​Starbucks, Microsoft and more to hire 100,000 poor youths

When it comes to employment, young Americans are already at a disadvantage when compared with their older peers, and that goes even more so for young, low-income job seekers.

Starbucks (SBUX), Microsoft (MSFT), Walmart (WMT) and more than a dozen other top U.S. companies are vowing to create a pathway to employment for this group, which suffers from high rates of unemployment. The companies are creating a new venture called the 100,000 Opportunities Initiative with the goal of hiring at least 100,000 workers between the ages of 16 to 24 who come from low-income backgrounds.

These Americans are often hit the hardest by high unemployment rates, leading to millions of teens and 20-somethings who are disconnected from either school or work, with the initiative estimating that there are currently 5.6 million young Americans who aren't engaged in either school or work. The 100,000 Opportunities Initiative is planning on finding some of these workers part-time and full-time jobs, as well as training programs, internships and apprenticeships.

"In America, your ZIP code should never determine your destiny," said U.S. Secretary of Labor Thomas E. Perez in a statement. "Breaking down barriers to employment for young people doesn't just help the individual workers -- it benefits entire communities and the economy at large."

Perez added that he hoped more companies would follow the initiative's lead.

The other companies joining the effort are: Alaska Airlines, Cintas, CVS Health, Hilton Worldwide, HMSHost, JCPenney, JPMorgan Chase, Lyft, Macy's, Porch.com, Potbelly Sandwich Shop, Taco Bell, Target and Walgreens.

Employers are currently seeking 3.5 million employees for unfilled jobs that don't require a college degree, the initiative said. These middle-skill jobs are the largest part of the labor market in the U.S., the group added.

While college-educated workers tend to make more money than Americans with only high-school degrees, only about one-third of U.S. adults hold a college degree. People with only a high school degree also suffer from higher unemployment rates than the college educated, at 6 percent compared with 3.5 percent, according to the Bureau of Labor Statistics.

In the post-recession years, many of the newly created jobs have been in low-paying fields such as the fast-food and retail industries, which has raised concerns about the lack of earnings growth for U.S. workers and widening inequality between rich and poor.

During the past year, labor activists working on behalf of low-paid workers have organized strikes and protests to gain support for a higher minimum wage. The Fight for $15 labor movement argues that the current federal minimum wage, at $7.25 an hour, fails to provide a living wage.

The 100,000 Opportunities Initiative didn't discuss wages in its statement, but noted that the effort is geared to providing mentoring and feedback, such as mock interviews, to help disengaged youths find employment.

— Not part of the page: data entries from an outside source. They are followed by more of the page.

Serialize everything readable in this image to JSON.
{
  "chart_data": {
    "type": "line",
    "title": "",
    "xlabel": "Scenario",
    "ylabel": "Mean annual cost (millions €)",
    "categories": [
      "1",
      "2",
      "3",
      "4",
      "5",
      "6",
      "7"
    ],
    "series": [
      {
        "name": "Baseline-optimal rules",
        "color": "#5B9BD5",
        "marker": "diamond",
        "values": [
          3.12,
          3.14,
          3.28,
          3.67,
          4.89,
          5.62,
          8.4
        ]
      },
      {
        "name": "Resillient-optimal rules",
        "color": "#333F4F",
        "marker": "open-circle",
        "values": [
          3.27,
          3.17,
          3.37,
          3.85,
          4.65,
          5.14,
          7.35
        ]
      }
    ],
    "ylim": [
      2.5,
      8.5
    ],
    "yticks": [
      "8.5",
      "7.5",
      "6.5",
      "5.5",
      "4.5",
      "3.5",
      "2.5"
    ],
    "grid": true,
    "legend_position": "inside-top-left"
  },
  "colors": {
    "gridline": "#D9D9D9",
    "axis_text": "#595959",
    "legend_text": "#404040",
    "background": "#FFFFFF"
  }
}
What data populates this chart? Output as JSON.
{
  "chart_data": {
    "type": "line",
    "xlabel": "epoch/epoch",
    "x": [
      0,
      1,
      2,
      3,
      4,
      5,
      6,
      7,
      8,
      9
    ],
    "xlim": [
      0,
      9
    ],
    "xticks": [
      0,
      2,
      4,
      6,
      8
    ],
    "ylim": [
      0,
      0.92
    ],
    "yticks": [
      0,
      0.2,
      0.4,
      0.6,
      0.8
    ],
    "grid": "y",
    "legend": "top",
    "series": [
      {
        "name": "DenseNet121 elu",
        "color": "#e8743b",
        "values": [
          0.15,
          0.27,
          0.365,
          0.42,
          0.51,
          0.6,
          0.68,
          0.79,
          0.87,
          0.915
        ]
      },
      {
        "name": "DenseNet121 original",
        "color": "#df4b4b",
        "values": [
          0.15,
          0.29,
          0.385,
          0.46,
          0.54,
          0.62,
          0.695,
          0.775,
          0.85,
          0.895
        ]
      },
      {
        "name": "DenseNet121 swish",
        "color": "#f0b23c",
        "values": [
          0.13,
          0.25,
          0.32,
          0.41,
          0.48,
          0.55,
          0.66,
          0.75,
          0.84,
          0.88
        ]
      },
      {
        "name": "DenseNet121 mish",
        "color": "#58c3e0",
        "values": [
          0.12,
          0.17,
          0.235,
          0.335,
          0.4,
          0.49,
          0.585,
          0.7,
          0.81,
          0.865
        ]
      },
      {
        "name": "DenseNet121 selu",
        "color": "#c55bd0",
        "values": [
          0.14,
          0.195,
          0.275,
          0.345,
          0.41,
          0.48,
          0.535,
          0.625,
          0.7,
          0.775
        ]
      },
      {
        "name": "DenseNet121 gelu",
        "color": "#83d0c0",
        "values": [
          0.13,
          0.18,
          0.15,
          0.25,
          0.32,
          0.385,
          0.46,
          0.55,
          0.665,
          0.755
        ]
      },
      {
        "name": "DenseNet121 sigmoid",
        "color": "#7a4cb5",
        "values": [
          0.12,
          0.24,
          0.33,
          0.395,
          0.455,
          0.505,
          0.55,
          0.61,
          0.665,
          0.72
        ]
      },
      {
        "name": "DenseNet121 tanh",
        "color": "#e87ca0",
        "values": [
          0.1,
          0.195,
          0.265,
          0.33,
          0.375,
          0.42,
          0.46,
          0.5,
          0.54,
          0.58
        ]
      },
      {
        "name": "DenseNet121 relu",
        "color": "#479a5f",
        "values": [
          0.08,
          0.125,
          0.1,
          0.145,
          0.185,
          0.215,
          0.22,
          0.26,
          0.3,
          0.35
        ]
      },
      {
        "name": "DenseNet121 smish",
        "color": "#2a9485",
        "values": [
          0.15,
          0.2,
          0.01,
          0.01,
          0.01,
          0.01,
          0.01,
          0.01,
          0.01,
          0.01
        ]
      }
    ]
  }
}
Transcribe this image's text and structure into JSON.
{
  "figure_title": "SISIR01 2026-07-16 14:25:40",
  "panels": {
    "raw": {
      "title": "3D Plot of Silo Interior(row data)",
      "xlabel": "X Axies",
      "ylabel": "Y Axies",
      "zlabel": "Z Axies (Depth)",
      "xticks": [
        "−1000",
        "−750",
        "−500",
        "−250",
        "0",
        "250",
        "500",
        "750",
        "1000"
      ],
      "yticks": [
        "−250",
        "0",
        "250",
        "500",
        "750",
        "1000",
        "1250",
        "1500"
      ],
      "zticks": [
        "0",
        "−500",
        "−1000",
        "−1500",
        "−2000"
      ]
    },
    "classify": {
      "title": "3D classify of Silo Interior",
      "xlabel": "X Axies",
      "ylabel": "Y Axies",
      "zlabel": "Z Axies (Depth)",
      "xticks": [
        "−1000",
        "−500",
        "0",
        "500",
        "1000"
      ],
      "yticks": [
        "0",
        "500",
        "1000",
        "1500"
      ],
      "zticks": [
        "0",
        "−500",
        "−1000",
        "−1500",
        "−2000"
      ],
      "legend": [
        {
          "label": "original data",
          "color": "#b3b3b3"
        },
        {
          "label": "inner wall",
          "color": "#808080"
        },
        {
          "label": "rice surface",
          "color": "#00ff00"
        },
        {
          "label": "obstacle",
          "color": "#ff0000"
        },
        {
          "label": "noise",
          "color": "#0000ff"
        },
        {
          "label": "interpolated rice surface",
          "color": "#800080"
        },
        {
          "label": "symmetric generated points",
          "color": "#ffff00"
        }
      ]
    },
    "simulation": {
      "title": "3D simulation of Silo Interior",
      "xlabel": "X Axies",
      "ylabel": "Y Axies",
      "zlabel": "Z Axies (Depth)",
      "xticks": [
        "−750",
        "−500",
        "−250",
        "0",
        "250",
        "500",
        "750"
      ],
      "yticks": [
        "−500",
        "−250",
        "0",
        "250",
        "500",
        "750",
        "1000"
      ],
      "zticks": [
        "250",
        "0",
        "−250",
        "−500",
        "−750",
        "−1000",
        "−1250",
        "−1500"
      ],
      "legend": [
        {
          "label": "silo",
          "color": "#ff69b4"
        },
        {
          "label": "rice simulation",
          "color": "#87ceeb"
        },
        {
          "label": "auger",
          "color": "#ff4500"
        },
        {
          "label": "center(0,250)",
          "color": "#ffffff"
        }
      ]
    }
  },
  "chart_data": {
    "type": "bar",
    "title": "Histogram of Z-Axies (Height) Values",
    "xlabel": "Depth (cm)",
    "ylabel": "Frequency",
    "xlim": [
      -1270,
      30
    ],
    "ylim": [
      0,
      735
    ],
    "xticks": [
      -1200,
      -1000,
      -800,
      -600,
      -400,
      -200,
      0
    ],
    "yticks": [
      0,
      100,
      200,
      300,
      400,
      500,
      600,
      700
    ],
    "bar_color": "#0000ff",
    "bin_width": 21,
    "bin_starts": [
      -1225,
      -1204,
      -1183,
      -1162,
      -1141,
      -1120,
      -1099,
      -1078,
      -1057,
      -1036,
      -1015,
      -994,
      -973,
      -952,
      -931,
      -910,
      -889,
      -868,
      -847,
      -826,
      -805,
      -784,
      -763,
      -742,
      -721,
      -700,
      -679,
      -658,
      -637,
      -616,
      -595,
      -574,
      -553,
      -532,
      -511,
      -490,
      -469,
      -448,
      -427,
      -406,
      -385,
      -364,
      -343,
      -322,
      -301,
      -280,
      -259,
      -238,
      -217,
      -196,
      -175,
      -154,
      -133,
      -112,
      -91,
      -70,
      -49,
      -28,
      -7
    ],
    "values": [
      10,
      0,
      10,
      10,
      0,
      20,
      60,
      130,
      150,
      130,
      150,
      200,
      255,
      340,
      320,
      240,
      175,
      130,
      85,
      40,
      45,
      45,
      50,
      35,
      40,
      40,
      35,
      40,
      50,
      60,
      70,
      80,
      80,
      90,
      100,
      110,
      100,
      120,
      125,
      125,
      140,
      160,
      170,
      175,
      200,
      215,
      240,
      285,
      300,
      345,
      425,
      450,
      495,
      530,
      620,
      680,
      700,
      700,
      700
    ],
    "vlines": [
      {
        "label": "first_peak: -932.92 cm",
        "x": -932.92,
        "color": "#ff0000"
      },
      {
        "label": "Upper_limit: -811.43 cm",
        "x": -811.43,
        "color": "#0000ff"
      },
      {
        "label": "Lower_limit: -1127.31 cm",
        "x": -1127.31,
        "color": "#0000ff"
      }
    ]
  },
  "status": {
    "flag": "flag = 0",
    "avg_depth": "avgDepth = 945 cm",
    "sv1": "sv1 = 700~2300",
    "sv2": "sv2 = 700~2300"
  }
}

The effort is the brainchild of Starbucks chief executive Howard Schultz, according to The Wall Street Journal, which noted that Starbucks plans to hire young disadvantaged Americans to replace employees who leave, as well as to create new, entry-level jobs in the chain's stores.

"We're not displacing jobs, but creating incremental opportunities in most of these companies," Schultz told the publication. He added, "It's very personal for me, having grown up in public housing and understanding what it was like to be that poor kid."